Magnolia JCR failure with false status

Magnolia fails to connect to its database with an exception.

Symptoms

Exception

When Magnolia fails to connect to the database, an exception is thrown much like the following:

info.magnolia.repository.RepositoryNotInitializedException: org.apache.jackrabbit.core.data.DataStoreException: Can not init data store, driver=org.postgresql.Driver url=null user=null schemaObjectPrefix=ds_ tableSQL=datastore createTableSQL=CREATE TABLE ds_datastore(ID VARCHAR(255) PRIMARY KEY, LENGTH BIGINT, LAST_MODIFIED BIGINT, DATA BYTEA)
...
Caused by: org.apache.commons.dbcp.SQLNestedException: Cannot create PoolableConnectionFactory (The connection attempt failed.)
...
Caused by: org.postgresql.util.PSQLException: The connection attempt failed.
...
Caused by: java.net.SocketTimeoutException: connect timed out

When Tomcat shuts down Magnolia, you see:

SEVERE org.apache.catalina.core.StandardContext startInternal One or more listeners failed to start. Full details will be found in the appropriate container log file

Tomcat receives 404

Requests sent to Tomcat receive a 404 since Magnolia is no longer running.

Requests sent to the Tomcat Magnolia REST service may work if they do not use JCR. The REST status endpoint, /.rest/status, may return a normal HTTP 200 response indicating the pod is okay.

If the REST status endpoint is used as the health path (e.g., magnoliaPublic.livenessProbe.path = /.rest/status or magnoliaAuthor.livenessProbe.path = /.rest/status) the Magnolia pod passes its health and readiness probes.

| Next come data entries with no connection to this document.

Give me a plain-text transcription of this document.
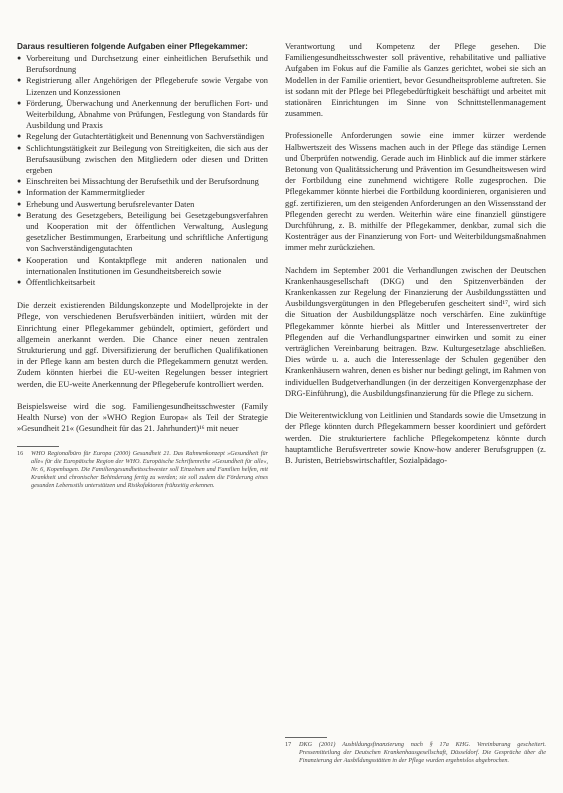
Daraus resultieren folgende Aufgaben einer Pflegekammer:
● Vorbereitung und Durchsetzung einer einheitlichen Berufsethik und Berufsordnung
● Registrierung aller Angehörigen der Pflegeberufe sowie Vergabe von Lizenzen und Konzessionen
● Förderung, Überwachung und Anerkennung der beruflichen Fort- und Weiterbildung, Abnahme von Prüfungen, Festlegung von Standards für Ausbildung und Praxis
● Regelung der Gutachtertätigkeit und Benennung von Sachverständigen
● Schlichtungstätigkeit zur Beilegung von Streitigkeiten, die sich aus der Berufsausübung zwischen den Mitgliedern oder diesen und Dritten ergeben
● Einschreiten bei Missachtung der Berufsethik und der Berufsordnung
● Information der Kammermitglieder
● Erhebung und Auswertung berufsrelevanter Daten
● Beratung des Gesetzgebers, Beteiligung bei Gesetzgebungsverfahren und Kooperation mit der öffentlichen Verwaltung, Auslegung gesetzlicher Bestimmungen, Erarbeitung und schriftliche Anfertigung von Sachverständigengutachten
● Kooperation und Kontaktpflege mit anderen nationalen und internationalen Institutionen im Gesundheitsbereich sowie
● Öffentlichkeitsarbeit

Die derzeit existierenden Bildungskonzepte und Modellprojekte in der Pflege, von verschiedenen Berufsverbänden initiiert, würden mit der Einrichtung einer Pflegekammer gebündelt, optimiert, gefördert und allgemein anerkannt werden. Die Chance einer neuen zentralen Strukturierung und ggf. Diversifizierung der beruflichen Qualifikationen in der Pflege kann am besten durch die Pflegekammern genutzt werden. Zudem könnten hierbei die EU-weiten Regelungen besser integriert werden, die EU-weite Anerkennung der Pflegeberufe kontrolliert werden.

Beispielsweise wird die sog. Familiengesundheitsschwester (Family Health Nurse) von der »WHO Region Europa« als Teil der Strategie »Gesundheit 21« (Gesundheit für das 21. Jahrhundert)¹⁶ mit neuer

16 WHO Regionalbüro für Europa (2000) Gesundheit 21. Das Rahmenkonzept »Gesundheit für alle« für die Europäische Region der WHO. Europäische Schriftenreihe »Gesundheit für alle«, Nr. 6, Kopenhagen. Die Familiengesundheitsschwester soll Einzelnen und Familien helfen, mit Krankheit und chronischer Behinderung fertig zu werden; sie soll zudem die Förderung eines gesunden Lebensstils unterstützen und Risikofaktoren frühzeitig erkennen.

Verantwortung und Kompetenz der Pflege gesehen. Die Familiengesundheitsschwester soll präventive, rehabilitative und palliative Aufgaben im Fokus auf die Familie als Ganzes gerichtet, wobei sie sich an Modellen in der Familie orientiert, bevor Gesundheitsprobleme auftreten. Sie ist sodann mit der Pflege bei Pflegebedürftigkeit beschäftigt und arbeitet mit stationären Einrichtungen im Sinne von Schnittstellenmanagement zusammen.

Professionelle Anforderungen sowie eine immer kürzer werdende Halbwertszeit des Wissens machen auch in der Pflege das ständige Lernen und Überprüfen notwendig. Gerade auch im Hinblick auf die immer stärkere Betonung von Qualitätssicherung und Prävention im Gesundheitswesen wird der Fortbildung eine zunehmend wichtigere Rolle zugesprochen. Die Pflegekammer könnte hierbei die Fortbildung koordinieren, organisieren und ggf. zertifizieren, um den steigenden Anforderungen an den Wissensstand der Pflegenden gerecht zu werden. Weiterhin wäre eine finanziell günstigere Durchführung, z. B. mithilfe der Pflegekammer, denkbar, zumal sich die Kostenträger aus der Finanzierung von Fort- und Weiterbildungsmaßnahmen immer mehr zurückziehen.

Nachdem im September 2001 die Verhandlungen zwischen der Deutschen Krankenhausgesellschaft (DKG) und den Spitzenverbänden der Krankenkassen zur Regelung der Finanzierung der Ausbildungsstätten und Ausbildungsvergütungen in den Pflegeberufen gescheitert sind¹⁷, wird sich die Situation der Ausbildungsplätze noch verschärfen. Eine zukünftige Pflegekammer könnte hierbei als Mittler und Interessenvertreter der Pflegenden auf die Verhandlungspartner einwirken und somit zu einer verträglichen Vereinbarung beitragen. Bzw. Kulturgesetzlage abschließen. Dies würde u. a. auch die Interessenlage der Schulen gegenüber den Krankenhäusern wahren, denen es bisher nur bedingt gelingt, im Rahmen von individuellen Budgetverhandlungen (in der derzeitigen Konvergenzphase der DRG-Einführung), die Ausbildungsfinanzierung für die Pflege zu sichern.

Die Weiterentwicklung von Leitlinien und Standards sowie die Umsetzung in der Pflege könnten durch Pflegekammern besser koordiniert und gefördert werden. Die strukturiertere fachliche Pflegekompetenz könnte durch hauptamtliche Berufsvertreter sowie Know-how anderer Berufsgruppen (z. B. Juristen, Betriebswirtschaftler, Sozialpädago-

17 DKG (2001) Ausbildungsfinanzierung nach § 17a KHG. Vereinbarung gescheitert. Pressemitteilung der Deutschen Krankenhausgesellschaft, Düsseldorf. Die Gespräche über die Finanzierung der Ausbildungsstätten in der Pflege wurden ergebnislos abgebrochen.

The REST status endpoint is the default value in the Helm chart.

Observations

The primary issue is that the pod may appear to be running normally despite Magnolia shutting down due to the exception and hence, no errors are reported in the container logs.

When does this happen?

The failure occurs randomly during Kubernetes upgrades. Because of this, both author and public instances are affected.

Workaround

We are working on fixing this as it is considered a bug. As of 2024-02-16, it has not been fixed, so you should consider the workaround here.

  1. Delete the affected Magnolia instance. You can do this via Rancher or using kubectl commands.

    Magnolia StatefulSet recreates the Magnolia pod.

  2. Check the Magnolia logs to ensure the problem is not reoccurring.

    You can do this in Magnolia using the Log Tools app.

Live traffic

If the Magnolia instance is serving life traffic, the 404 response may be cached.

  • If you’re using Fastly, flush the CDN cache.

  • If you’re using a different CDN, you’ll need to flush the cache as per your CDN instructions.